10 Things Epublishers Should Do for Readers
In no particular order, the following is a list that I would like to see all epublishers/etailers implement.
- Eternal Bookshelf. An eternal bookshelf means that every purchase you have bought can be downloaded at any time. Most of the larger etailers have this feature but not all.
- Mass Downloads. Along with the eternal bookshelf should be the ability to re-download all of your books. This is necessary in the case of a computer crash or some other computer related malfuction. Fictionwise is the only etailer/epublisher I know of that offers this.
- Buy a book for a friend. The only site that offers this feature is Fictionwise. Amazon does not even offer this for Kindle which makes no sense. When a reader wants to buy a book for a friend, she wants to buy a specific book. She doesn’t want to send a generic gift certificate and hope her friend uses it for said book. I was quite shocked when I went to buy Kristan Higgins’ Just One of the Guys for a couple of friends of mine who had a Kindle and found that there was no option to do such a thing. It would seem perfectly suited to the Kindle’s internet connectivity to allow people to purchase books for others that would magically appear on the Kindle. Wouldn’t it? Harlequin also doesn’t have this feature. Ditto for Samhain Publishing or BooksonBoard, the other epublishers/etailers I visit.
- Paypal. I think every online merchant should allow consumers to pay via paypal. I find this particularly comforting if I am buying from a new vendor whose reputation I don’t really trust. I know that they’ll have very little information about me and that’s how I would like it to be. Additionally, paying with paypal is often so much easier because I need not fill in a dozen fields along with a credit card number that I don’t recall off the top of my head.
- Keep Credit Card information. If a merchant is not going to allow me to pay via paypal then I want them to keep my credit card information on file. Note, that I won’t be giving that to places I don’t feel comfortable trusting with that information but for those that I do, I want that to be an option.
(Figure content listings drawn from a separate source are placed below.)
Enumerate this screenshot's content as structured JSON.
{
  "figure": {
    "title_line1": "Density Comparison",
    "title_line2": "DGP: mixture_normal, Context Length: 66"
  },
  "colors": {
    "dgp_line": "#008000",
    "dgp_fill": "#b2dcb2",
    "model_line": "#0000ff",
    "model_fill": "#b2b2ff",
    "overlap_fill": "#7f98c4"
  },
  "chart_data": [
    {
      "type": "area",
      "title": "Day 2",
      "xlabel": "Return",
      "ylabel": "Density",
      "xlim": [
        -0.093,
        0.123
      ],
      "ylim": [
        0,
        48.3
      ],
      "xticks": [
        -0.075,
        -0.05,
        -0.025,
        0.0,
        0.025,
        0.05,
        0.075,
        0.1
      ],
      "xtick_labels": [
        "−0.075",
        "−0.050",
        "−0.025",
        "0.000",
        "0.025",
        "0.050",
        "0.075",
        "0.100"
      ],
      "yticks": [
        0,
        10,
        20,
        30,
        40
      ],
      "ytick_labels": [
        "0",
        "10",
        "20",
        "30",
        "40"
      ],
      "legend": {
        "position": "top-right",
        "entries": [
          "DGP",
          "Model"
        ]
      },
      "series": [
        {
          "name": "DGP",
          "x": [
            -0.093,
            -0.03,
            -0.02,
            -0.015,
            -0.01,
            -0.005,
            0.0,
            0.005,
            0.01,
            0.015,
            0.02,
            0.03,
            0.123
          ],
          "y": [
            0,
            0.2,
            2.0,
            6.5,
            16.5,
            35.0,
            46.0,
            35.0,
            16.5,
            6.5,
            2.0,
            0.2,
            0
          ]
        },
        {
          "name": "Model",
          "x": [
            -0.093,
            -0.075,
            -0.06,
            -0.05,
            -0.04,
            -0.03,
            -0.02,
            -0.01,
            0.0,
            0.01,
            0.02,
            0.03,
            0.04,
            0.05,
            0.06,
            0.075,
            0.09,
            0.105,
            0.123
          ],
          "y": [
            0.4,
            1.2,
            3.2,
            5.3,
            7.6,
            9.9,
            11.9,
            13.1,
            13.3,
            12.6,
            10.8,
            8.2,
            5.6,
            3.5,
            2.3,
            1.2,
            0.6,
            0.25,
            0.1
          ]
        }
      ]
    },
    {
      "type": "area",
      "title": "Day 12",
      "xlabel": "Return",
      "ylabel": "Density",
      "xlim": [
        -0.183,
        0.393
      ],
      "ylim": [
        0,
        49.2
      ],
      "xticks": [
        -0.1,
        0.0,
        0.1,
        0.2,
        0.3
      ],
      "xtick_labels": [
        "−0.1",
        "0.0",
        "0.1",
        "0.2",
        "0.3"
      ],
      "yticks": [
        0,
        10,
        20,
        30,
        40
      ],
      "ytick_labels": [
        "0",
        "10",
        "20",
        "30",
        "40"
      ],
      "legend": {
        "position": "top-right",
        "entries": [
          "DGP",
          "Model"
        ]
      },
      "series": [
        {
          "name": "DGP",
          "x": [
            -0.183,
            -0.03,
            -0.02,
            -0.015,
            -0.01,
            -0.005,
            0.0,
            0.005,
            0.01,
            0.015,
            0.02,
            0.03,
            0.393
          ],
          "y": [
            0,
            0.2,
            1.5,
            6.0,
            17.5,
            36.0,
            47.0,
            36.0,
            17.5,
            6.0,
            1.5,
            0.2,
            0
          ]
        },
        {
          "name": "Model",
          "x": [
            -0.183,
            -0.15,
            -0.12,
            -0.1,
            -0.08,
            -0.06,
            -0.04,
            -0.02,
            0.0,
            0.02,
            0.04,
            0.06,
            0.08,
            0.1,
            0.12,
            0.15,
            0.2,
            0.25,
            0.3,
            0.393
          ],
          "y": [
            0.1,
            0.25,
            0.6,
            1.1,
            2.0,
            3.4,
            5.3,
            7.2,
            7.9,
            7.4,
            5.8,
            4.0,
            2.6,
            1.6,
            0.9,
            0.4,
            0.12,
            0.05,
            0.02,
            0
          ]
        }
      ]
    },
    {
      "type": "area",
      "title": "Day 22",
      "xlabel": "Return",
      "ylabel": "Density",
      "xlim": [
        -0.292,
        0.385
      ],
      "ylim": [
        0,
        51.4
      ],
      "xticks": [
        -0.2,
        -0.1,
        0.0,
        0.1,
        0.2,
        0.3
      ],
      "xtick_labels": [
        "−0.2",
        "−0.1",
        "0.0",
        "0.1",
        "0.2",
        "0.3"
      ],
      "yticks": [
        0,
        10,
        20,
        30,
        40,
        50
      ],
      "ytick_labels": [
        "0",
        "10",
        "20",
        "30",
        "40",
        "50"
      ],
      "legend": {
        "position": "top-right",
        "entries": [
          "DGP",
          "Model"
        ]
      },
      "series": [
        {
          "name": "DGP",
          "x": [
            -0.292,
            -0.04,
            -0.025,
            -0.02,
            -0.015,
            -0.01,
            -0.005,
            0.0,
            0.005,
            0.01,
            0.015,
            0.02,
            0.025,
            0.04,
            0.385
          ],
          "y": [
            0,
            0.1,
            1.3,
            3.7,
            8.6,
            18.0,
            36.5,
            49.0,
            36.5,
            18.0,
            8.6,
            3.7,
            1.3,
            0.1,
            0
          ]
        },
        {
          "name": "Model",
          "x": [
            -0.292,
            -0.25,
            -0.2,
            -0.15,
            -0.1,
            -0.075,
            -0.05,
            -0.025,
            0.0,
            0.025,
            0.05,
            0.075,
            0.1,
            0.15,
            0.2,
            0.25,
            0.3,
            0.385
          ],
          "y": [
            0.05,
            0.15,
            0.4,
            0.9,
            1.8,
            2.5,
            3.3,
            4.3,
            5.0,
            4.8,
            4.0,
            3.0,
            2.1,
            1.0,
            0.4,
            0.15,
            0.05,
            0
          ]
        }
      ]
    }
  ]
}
Amazon does a good job of allowing customers to keep several credit cards online. Other sites, like Fictionwise or Harlequin do not.
- Gift certificates. Not all sites have the ability to buy a gift certificate, let alone a specific book. Harlequin is a big culprit. Samhain has this weird system of buying a certain amount of credits or something. I tried doing this once and ended up buying credits for myself, not for another person. Sometimes I feel like etailers/epublishers are actively trying to curb my spending habits.
- Wishlist. BooksonBoard and Fictionwise both have a “wishlist” feature. This means a person can browse and place books that she might be interested in a temporary cart. The key is that this temporary cart is always available when you log in. This way you can mark the books you are interested in without committing, but it also helps to remind you of purchases you once thought might be interesting.
- Wide availability. Some epublishers don’t make its books available to all etailers. I find it frustrating to have to buy books from several different online venues. I know I buy less books from places like Ellora’s Cave and Loose ID because I can’t buy them from Fictionwise or BooksonBoard.
- Multiple formats. All books should be sold in all formats at the same time. I have no small irritation with those books that are available in only one format on one site and still another on another site. I.e., why doesn’t Harlequin offer ereader format at its site, but you can buy the same books in ereader at Fictionwise. Or some books are offered in Amazon’s Kindle format earlier than others. I am finding that with Simon & Schuster releases. It is very frustrating.
- No DRM. I can’t emphasize enough how important this is for going forward. Wal-mart just announced that it was discontinuing its servers storing DRM’ed music. It sent out a press release saying that customers better download their music now and burn it to a CD because the music will no longer be available on its servers and no tech support will be offered. In another example of why DRM is bad, one need only look to the recent iPhone App debacle by Spore. Spore was a game put out by EA Sports, a very popular one. It came with draconian DRM and in the space of days, a cracked version was leaked onto the net and over a half a million people turned to the cracked one instead of downloading a legitimate one crippled by DRM. EA relented and released a patched version with less constraints.
How about you commenters? Like something that a particular epublisher/etailer does for readers? Got a suggestion?